L’étude HAPO publiée dans la revue JAMA s’est intéressée à l’association entre le diabète gestationnel (DG) et l’adiposité chez l’enfant entre 10 et 14 ans. Les résultats de cette étude montrent que le risque de développer un trouble du métabolisme glucidique dans les 10 à 14 ans post-partum serait augmenté par un facteur supérieur à 3 chez les femmes ayant eu un DG par rapport à celles qui n’avaient pas développé de DG. En revanche, les analyses menées sur l’association entre DG et risque de surpoids/obésité chez l’enfant entre 10 et 14 ans ne se sont pas révélées significatives après ajustement sur l’IMC de la mère durant la grossesse.

Pourquoi cette étude a-t-elle été menée ?

Cette étude présente l’avantage d’évaluer le diabète gestationnel selon les critères de l’International Association of Diabetes and Pregnancy Study Groups (IADPSG) adoptés par de nombreuses institutions et sociétés savantes. Ainsi le DG était défini par la présence d’un ou plusieurs critères parmi les suivants : glycémie à jeun ≥92 mg/dL ou ≥180 mg/dL une heure après un test d’hyperglycémie provoquée par voie orale (75g de glucose per os) ou ≥153 mg/dL 2 heures après ce même type de test. 

Méthodologie

L’étude HAPO (Hyperglycemia and Adverse Pregnancy Outcome) est un essai international, multicentrique de large envergure ayant évalué l’association entre le niveau de glycémie durant la grossesse, les conséquences périnatales et la survenue à long terme d’un surpoids ou d’une obésité chez l’enfant.

Principaux résultats

Au total, les données de 4.697 mères (âge moyen 41,7 ans) et 4.832 enfants (âge moyen 11,4 ans, 51,0% de garçons) ont été analysées. La durée moyenne du suivi était de 11,4 ans. Un diabète gestationnel a été identifié chez 14,1% des mères incluses dans l’étude. Et 52,2% d‘entre elles avaient développé un trouble du métabolisme glucidique dans les 10 à 14 ans post-partum contre 20,1% des mères sans diabète gestationnel.
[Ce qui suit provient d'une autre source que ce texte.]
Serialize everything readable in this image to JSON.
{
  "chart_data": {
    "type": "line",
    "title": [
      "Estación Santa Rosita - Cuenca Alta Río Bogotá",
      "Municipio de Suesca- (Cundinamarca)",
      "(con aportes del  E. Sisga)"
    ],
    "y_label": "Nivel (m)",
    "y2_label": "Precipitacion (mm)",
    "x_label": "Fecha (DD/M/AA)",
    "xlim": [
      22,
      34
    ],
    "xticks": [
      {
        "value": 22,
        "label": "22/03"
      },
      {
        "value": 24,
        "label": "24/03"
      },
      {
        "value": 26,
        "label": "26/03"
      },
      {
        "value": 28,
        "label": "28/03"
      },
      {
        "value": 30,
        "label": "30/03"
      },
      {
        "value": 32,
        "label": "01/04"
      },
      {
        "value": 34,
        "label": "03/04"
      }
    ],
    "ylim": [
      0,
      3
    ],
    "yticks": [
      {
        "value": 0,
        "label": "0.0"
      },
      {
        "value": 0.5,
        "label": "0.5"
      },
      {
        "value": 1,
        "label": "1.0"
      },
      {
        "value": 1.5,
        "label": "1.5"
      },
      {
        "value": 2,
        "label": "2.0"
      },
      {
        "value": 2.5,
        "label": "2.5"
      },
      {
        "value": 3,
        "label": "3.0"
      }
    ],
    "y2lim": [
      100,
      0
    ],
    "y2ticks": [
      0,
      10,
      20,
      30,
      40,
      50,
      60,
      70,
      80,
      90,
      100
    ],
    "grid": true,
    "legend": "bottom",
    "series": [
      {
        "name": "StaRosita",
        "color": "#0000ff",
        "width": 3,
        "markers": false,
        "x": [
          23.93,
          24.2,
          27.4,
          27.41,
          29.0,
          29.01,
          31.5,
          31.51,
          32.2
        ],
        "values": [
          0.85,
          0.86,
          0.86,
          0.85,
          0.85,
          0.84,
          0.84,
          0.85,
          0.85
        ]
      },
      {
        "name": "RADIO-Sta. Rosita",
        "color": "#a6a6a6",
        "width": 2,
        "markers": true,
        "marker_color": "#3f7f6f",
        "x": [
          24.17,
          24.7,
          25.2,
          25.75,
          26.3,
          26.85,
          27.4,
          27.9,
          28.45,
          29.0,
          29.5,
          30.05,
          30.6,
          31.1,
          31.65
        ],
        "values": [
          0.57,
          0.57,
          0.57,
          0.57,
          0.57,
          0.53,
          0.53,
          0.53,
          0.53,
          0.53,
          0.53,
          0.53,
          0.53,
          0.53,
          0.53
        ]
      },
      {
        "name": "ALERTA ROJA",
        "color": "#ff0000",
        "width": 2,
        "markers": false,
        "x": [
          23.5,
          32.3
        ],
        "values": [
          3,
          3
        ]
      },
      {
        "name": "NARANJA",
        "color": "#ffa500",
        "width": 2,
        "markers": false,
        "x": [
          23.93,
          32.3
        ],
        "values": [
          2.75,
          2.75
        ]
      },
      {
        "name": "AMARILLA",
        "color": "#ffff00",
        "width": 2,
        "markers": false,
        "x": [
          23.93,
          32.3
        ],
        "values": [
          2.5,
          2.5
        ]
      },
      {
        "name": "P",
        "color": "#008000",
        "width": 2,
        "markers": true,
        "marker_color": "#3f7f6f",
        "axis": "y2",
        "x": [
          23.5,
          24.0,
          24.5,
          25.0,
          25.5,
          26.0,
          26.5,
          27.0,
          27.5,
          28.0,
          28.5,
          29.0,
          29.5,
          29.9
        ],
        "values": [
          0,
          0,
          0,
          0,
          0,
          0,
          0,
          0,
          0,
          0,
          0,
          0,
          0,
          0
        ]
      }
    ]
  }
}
Ainsi, le risque de trouble glucidique sur la période de suivi était plus de 3 fois supérieur chez les femmes qui avaient eu un DG (odds ratio (OR) 3,44 [2,85-4,14]).

Parmi les enfants nés de mères ayant eu un DG, 39,5% étaient en surpoids/obèses et 19,1% étaient obèses, contre respectivement 28,6% et 9,9% des enfants nés de mère n’ayant pas eu de DG.

Après ajustement sur l’IMC de la mère durant la grossesse, le risque de surpoids/obésité chez l’enfant bien qu’augmenté entre les enfants nés de mères ayant eu un DG et les autres, perdait sa significativité (OR 1,21 [1,00-1,46]). 

Principales limitations

Il aurait été intéressant de pouvoir connaitre l’IMC de la mère avant la grossesse.